Fast im selben Moment hörte ich ein lautes, fieses KRACK. Ich schaute mich um und konnte gerade noch sehen, wie der Apollo-Wagen umkippte. Der Hermes-Wagen hatte ihn gerammt – vielleicht aus Versehen, vielleicht nicht. Das Team wurde über Bord geworfen, die Pferde gerieten in Panik und zogen den goldenen Wagen seitwärts über die Rennstrecke. Das Hermes-Team, Connor und Travis Steel, lachte glücklich, aber das Lachen sollte ihnen bald vergehen. Die Apollo-Pferde stießen mit ihren Pferden zusammen und der Hermes-Wagen fiel ebenfalls um. Zurück blieben ein Haufen Holzsplitter und vier wiehernde Pferde.
Zwei Wagen auf den ersten sieben Metern. Toller Sport.
Ich schaute wieder nach vorn. Wir lagen sehr gut, vor Ares immerhin, Annabeth aber war weit vor uns. Sie hatte schon die erste Wendestelle erreicht; ihr Kämpfer grinste, winkte uns zu und rief: »Bis später!«
Auch der Hephaistos-Wagen holte jetzt auf.

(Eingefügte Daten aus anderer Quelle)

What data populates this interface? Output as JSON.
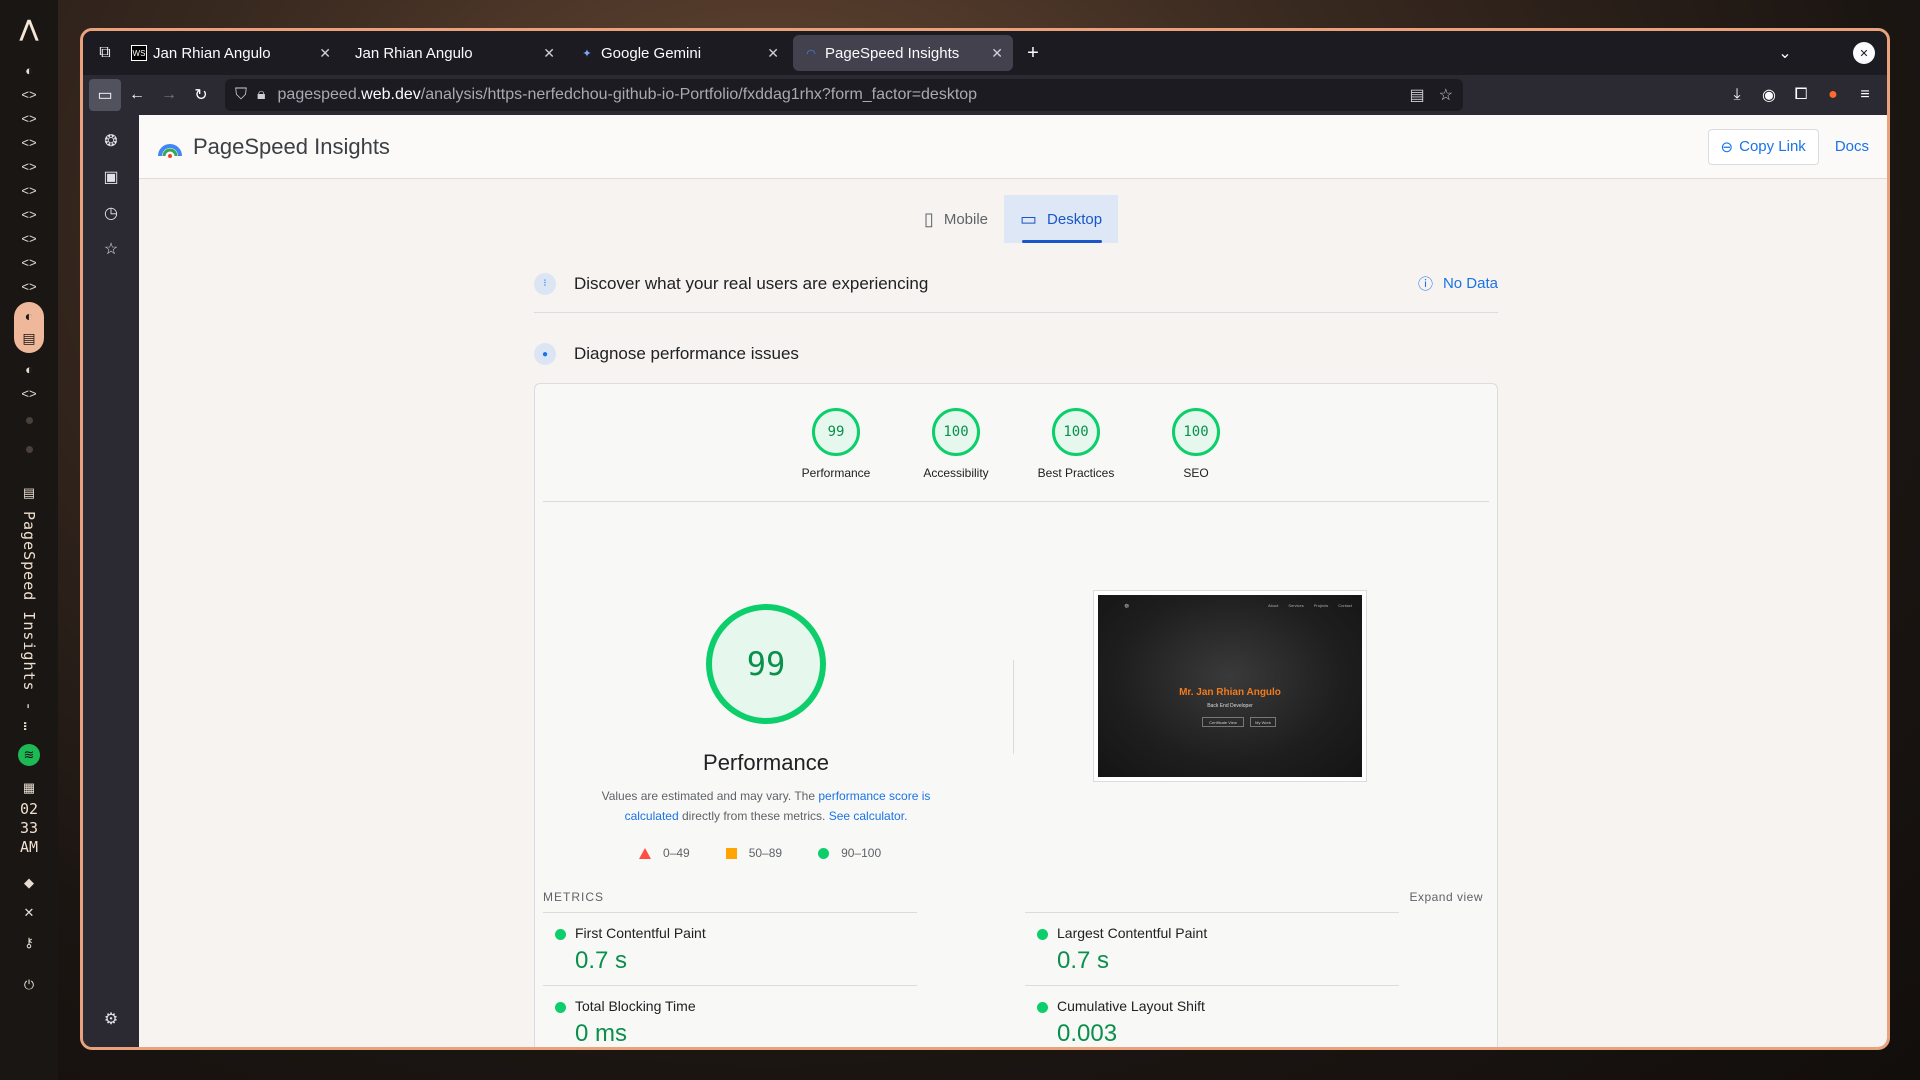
{
  "os_bar": {
    "vertical_title": "PageSpeed Insights - …",
    "clock": [
      "02",
      "33",
      "AM"
    ]
  },
  "tabs": [
    {
      "title": "Jan Rhian Angulo",
      "favicon": "ws-icon",
      "active": false
    },
    {
      "title": "Jan Rhian Angulo",
      "favicon": "",
      "active": false
    },
    {
      "title": "Google Gemini",
      "favicon": "gemini-icon",
      "active": false
    },
    {
      "title": "PageSpeed Insights",
      "favicon": "psi-icon",
      "active": true
    }
  ],
  "url": {
    "prefix": "pagespeed.",
    "host": "web.dev",
    "path": "/analysis/https-nerfedchou-github-io-Portfolio/fxddag1rhx?form_factor=desktop"
  },
  "psi": {
    "title": "PageSpeed Insights",
    "copy_link": "Copy Link",
    "docs": "Docs",
    "form_tabs": [
      {
        "label": "Mobile",
        "active": false
      },
      {
        "label": "Desktop",
        "active": true
      }
    ],
    "discover": "Discover what your real users are experiencing",
    "no_data": "No Data",
    "diagnose": "Diagnose performance issues",
    "gauges": [
      {
        "score": "99",
        "label": "Performance"
      },
      {
        "score": "100",
        "label": "Accessibility"
      },
      {
        "score": "100",
        "label": "Best Practices"
      },
      {
        "score": "100",
        "label": "SEO"
      }
    ],
    "big_score": "99",
    "big_title": "Performance",
    "disclaimer": {
      "pre": "Values are estimated and may vary. The ",
      "link1": "performance score is calculated",
      "mid": " directly from these metrics. ",
      "link2": "See calculator."
    },
    "legend": [
      "0–49",
      "50–89",
      "90–100"
    ],
    "metrics_heading": "METRICS",
    "expand_view": "Expand view",
    "metrics": [
      {
        "name": "First Contentful Paint",
        "value": "0.7 s"
      },
      {
        "name": "Largest Contentful Paint",
        "value": "0.7 s"
      },
      {
        "name": "Total Blocking Time",
        "value": "0 ms"
      },
      {
        "name": "Cumulative Layout Shift",
        "value": "0.003"
      }
    ],
    "screenshot": {
      "name": "Mr. Jan Rhian Angulo",
      "subtitle": "Back End Developer",
      "buttons": [
        "Certificate View",
        "My Work"
      ],
      "nav": [
        "About",
        "Services",
        "Projects",
        "Contact"
      ]
    }
  },
  "colors": {
    "accent": "#1a73e8",
    "pass": "#0cce6b",
    "window_border": "#e9a27c"
  }
}
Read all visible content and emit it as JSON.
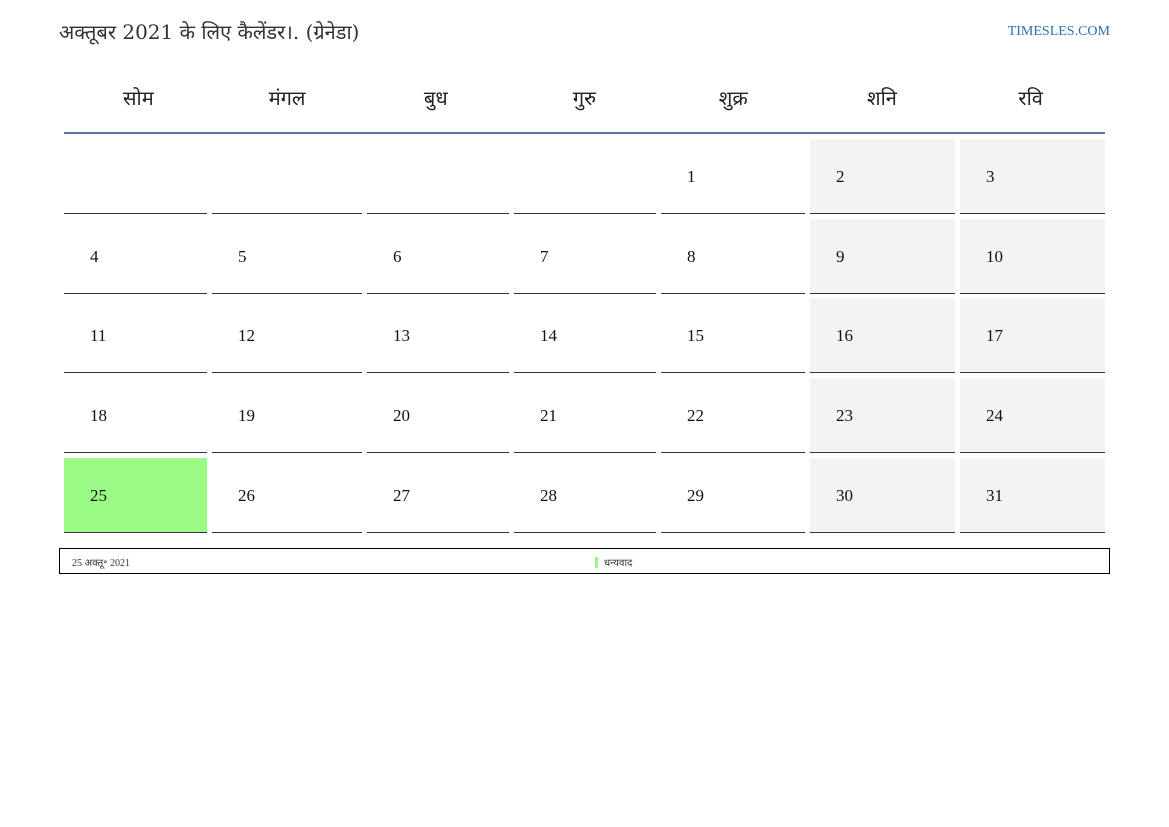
{
  "header": {
    "title": "अक्तूबर 2021 के लिए कैलेंडर।. (ग्रेनेडा)",
    "site": "TIMESLES.COM"
  },
  "weekdays": [
    "सोम",
    "मंगल",
    "बुध",
    "गुरु",
    "शुक्र",
    "शनि",
    "रवि"
  ],
  "weeks": [
    [
      "",
      "",
      "",
      "",
      "1",
      "2",
      "3"
    ],
    [
      "4",
      "5",
      "6",
      "7",
      "8",
      "9",
      "10"
    ],
    [
      "11",
      "12",
      "13",
      "14",
      "15",
      "16",
      "17"
    ],
    [
      "18",
      "19",
      "20",
      "21",
      "22",
      "23",
      "24"
    ],
    [
      "25",
      "26",
      "27",
      "28",
      "29",
      "30",
      "31"
    ]
  ],
  "highlight_day": "25",
  "colors": {
    "holiday": "#9bfb87",
    "weekend": "#f3f3f3",
    "weekday_rule": "#5a7896",
    "site_link": "#2a6fb0"
  },
  "footer": {
    "date": "25 अक्तू॰ 2021",
    "legend_label": "धन्यवाद"
  }
}
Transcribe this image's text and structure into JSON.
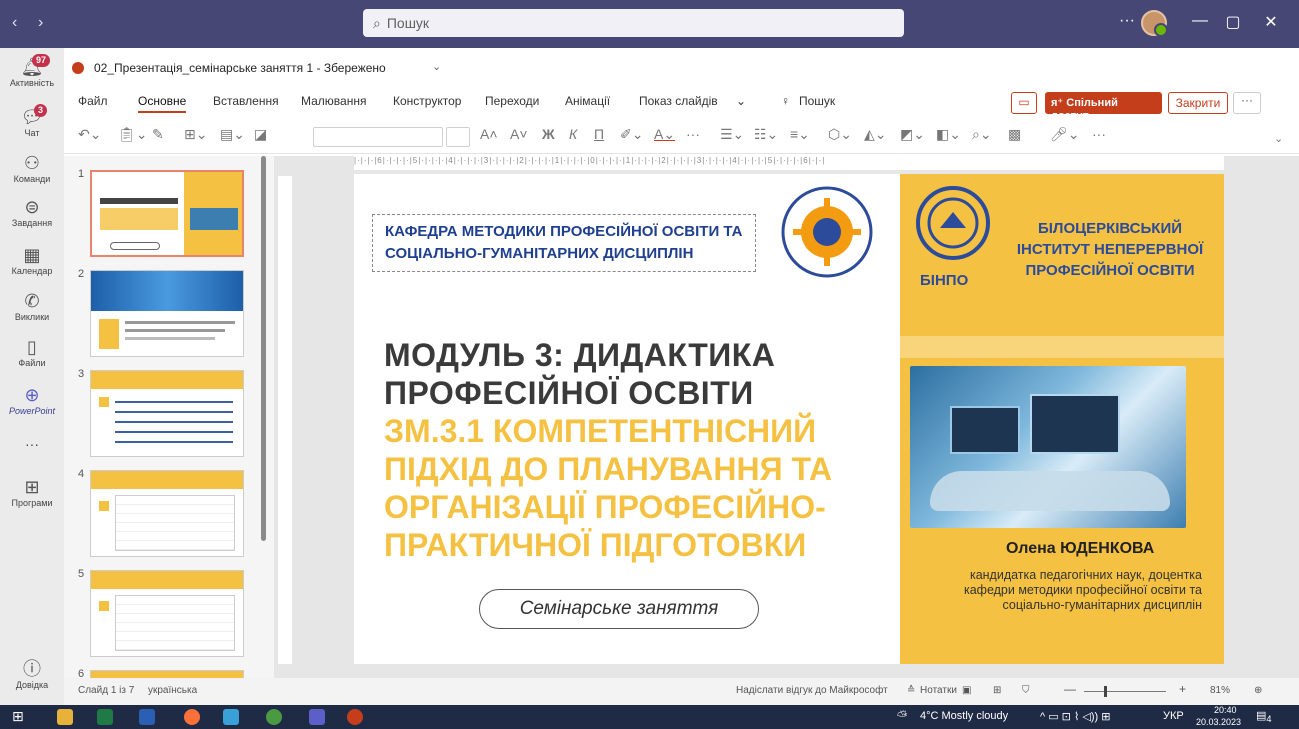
{
  "teams": {
    "search_placeholder": "Пошук",
    "more": "···"
  },
  "rail": {
    "items": [
      {
        "label": "Активність",
        "badge": "97"
      },
      {
        "label": "Чат",
        "badge": "3"
      },
      {
        "label": "Команди"
      },
      {
        "label": "Завдання"
      },
      {
        "label": "Календар"
      },
      {
        "label": "Виклики"
      },
      {
        "label": "Файли"
      },
      {
        "label": "PowerPoint"
      },
      {
        "label": "···"
      },
      {
        "label": "Програми"
      },
      {
        "label": "Довідка"
      }
    ]
  },
  "doc": {
    "title": "02_Презентація_семінарське заняття 1  -  Збережено"
  },
  "menu": {
    "items": [
      "Файл",
      "Основне",
      "Вставлення",
      "Малювання",
      "Конструктор",
      "Переходи",
      "Анімації",
      "Показ слайдів"
    ],
    "search": "Пошук",
    "share": "Спільний доступ",
    "close": "Закрити",
    "more": "···"
  },
  "ribbon": {
    "bold": "Ж",
    "italic": "К",
    "underline": "П",
    "more": "···"
  },
  "thumbnails": [
    {
      "num": "1"
    },
    {
      "num": "2"
    },
    {
      "num": "3"
    },
    {
      "num": "4"
    },
    {
      "num": "5"
    },
    {
      "num": "6"
    }
  ],
  "slide": {
    "dept": "КАФЕДРА МЕТОДИКИ ПРОФЕСІЙНОЇ ОСВІТИ ТА СОЦІАЛЬНО-ГУМАНІТАРНИХ ДИСЦИПЛІН",
    "title": "МОДУЛЬ 3: ДИДАКТИКА ПРОФЕСІЙНОЇ ОСВІТИ",
    "subtitle": "ЗМ.3.1 КОМПЕТЕНТНІСНИЙ ПІДХІД ДО ПЛАНУВАННЯ ТА ОРГАНІЗАЦІЇ ПРОФЕСІЙНО-ПРАКТИЧНОЇ ПІДГОТОВКИ",
    "seminar": "Семінарське заняття",
    "inst_abbr": "БІНПО",
    "inst_name": "БІЛОЦЕРКІВСЬКИЙ ІНСТИТУТ НЕПЕРЕРВНОЇ ПРОФЕСІЙНОЇ ОСВІТИ",
    "author": "Олена ЮДЕНКОВА",
    "author_info": "кандидатка педагогічних наук, доцентка кафедри методики професійної освіти та соціально-гуманітарних дисциплін"
  },
  "status": {
    "slide_of": "Слайд 1 із 7",
    "language": "українська",
    "feedback": "Надіслати відгук до Майкрософт",
    "notes": "Нотатки",
    "zoom": "81%"
  },
  "taskbar": {
    "weather": "4°C  Mostly cloudy",
    "lang": "УКР",
    "time": "20:40",
    "date": "20.03.2023",
    "notif": "4"
  },
  "colors": {
    "teams_bar": "#464775",
    "ppt_accent": "#c43e1c",
    "slide_yellow": "#f5c142",
    "slide_blue": "#2c4b9a"
  }
}
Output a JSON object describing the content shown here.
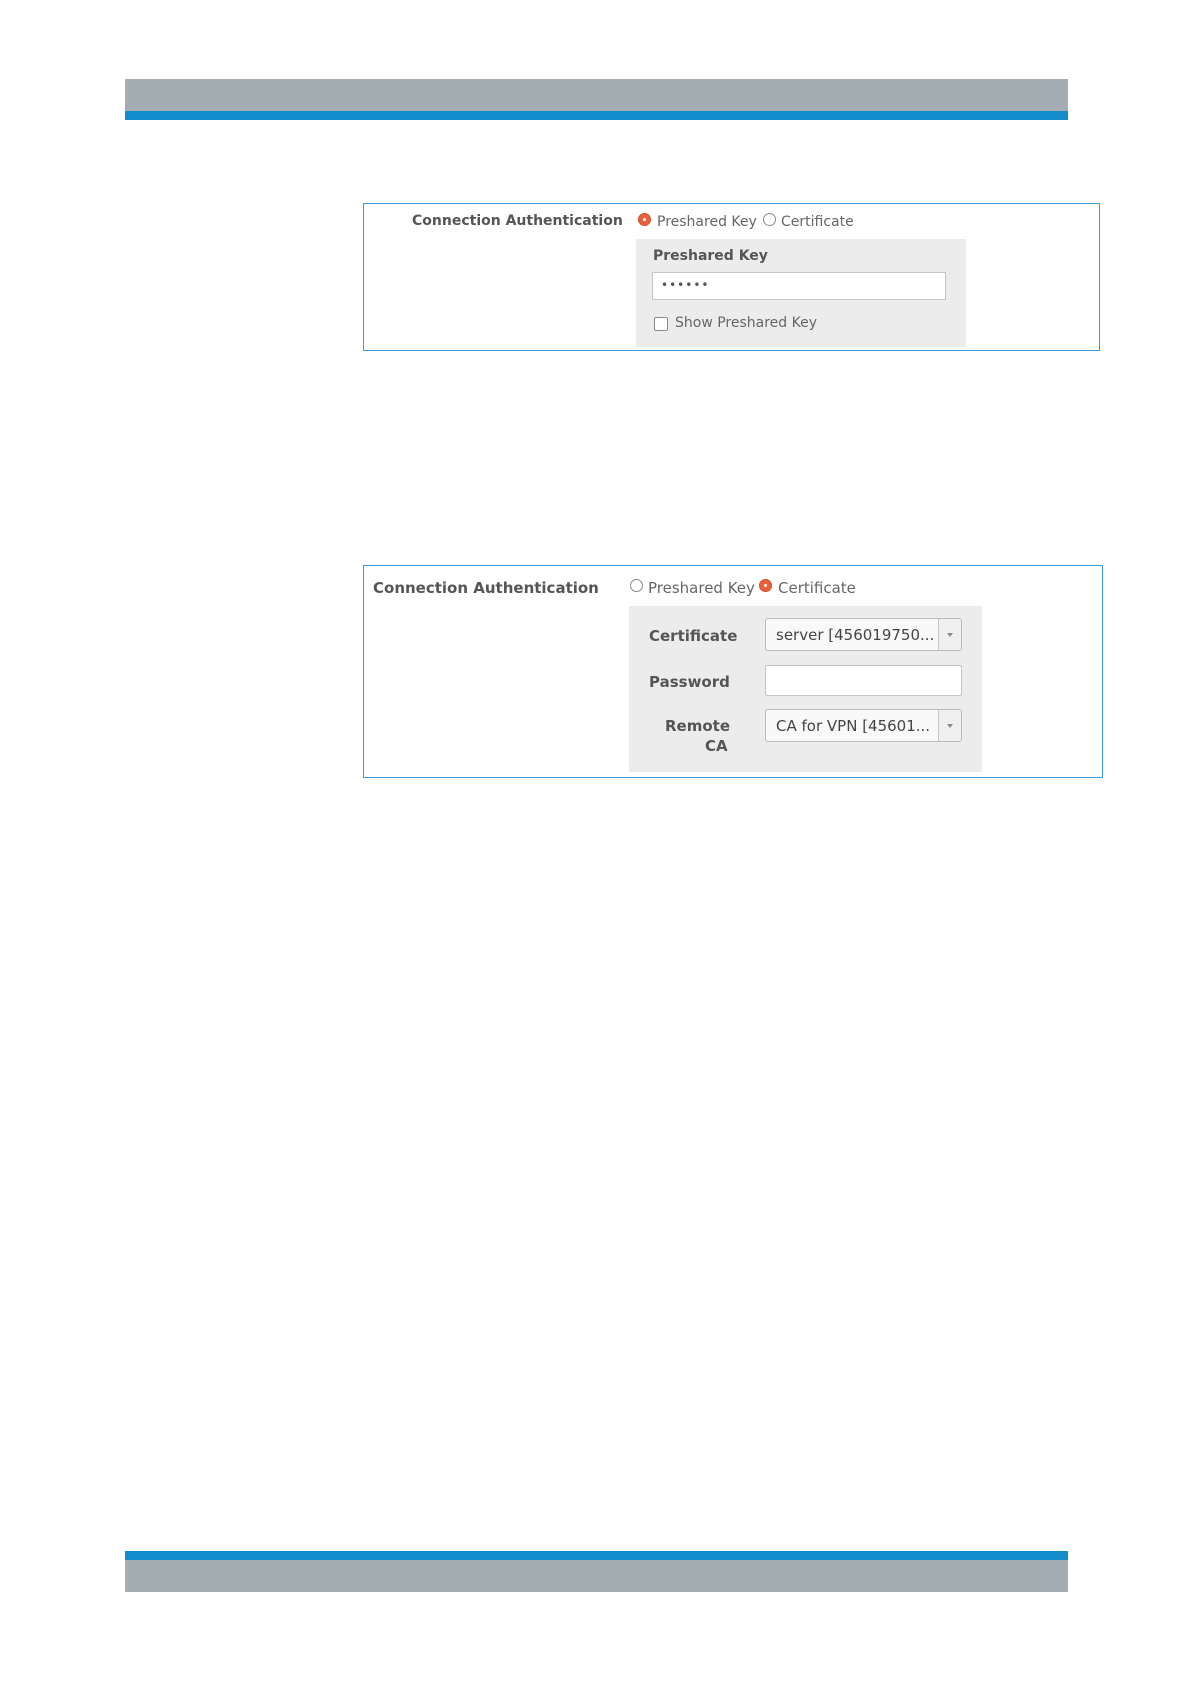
{
  "panel1": {
    "auth_label": "Connection Authentication",
    "option_preshared": "Preshared Key",
    "option_certificate": "Certificate",
    "selected": "preshared",
    "preshared_heading": "Preshared Key",
    "preshared_value": "••••••",
    "show_key_label": "Show Preshared Key",
    "show_key_checked": false
  },
  "panel2": {
    "auth_label": "Connection Authentication",
    "option_preshared": "Preshared Key",
    "option_certificate": "Certificate",
    "selected": "certificate",
    "certificate_label": "Certificate",
    "certificate_value": "server [456019750...",
    "password_label": "Password",
    "password_value": "",
    "remote_ca_label_line1": "Remote",
    "remote_ca_label_line2": "CA",
    "remote_ca_value": "CA for VPN [45601..."
  },
  "colors": {
    "accent_blue": "#138ccc",
    "band_gray": "#a4adb2",
    "radio_selected": "#e8613a",
    "panel_border": "#3e9bd6"
  }
}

Beckendorf drückte auf einen Knopf und an der Seite des Wagens ging eine Klappe auf.
»Tut mir leid, Percy«, schrie er. Drei Kugeln an Ketten jagten auf unsere Räder zu. Sie hätten uns zu Kleinholz gemacht, wenn Tyson sie nicht blitzschnell mit seiner Stange abgewehrt hätte. Er versetzte dem Hephaistos-Wagen einen heftigen Stoß und er schlitterte zur Seite, während wir weiterrasten.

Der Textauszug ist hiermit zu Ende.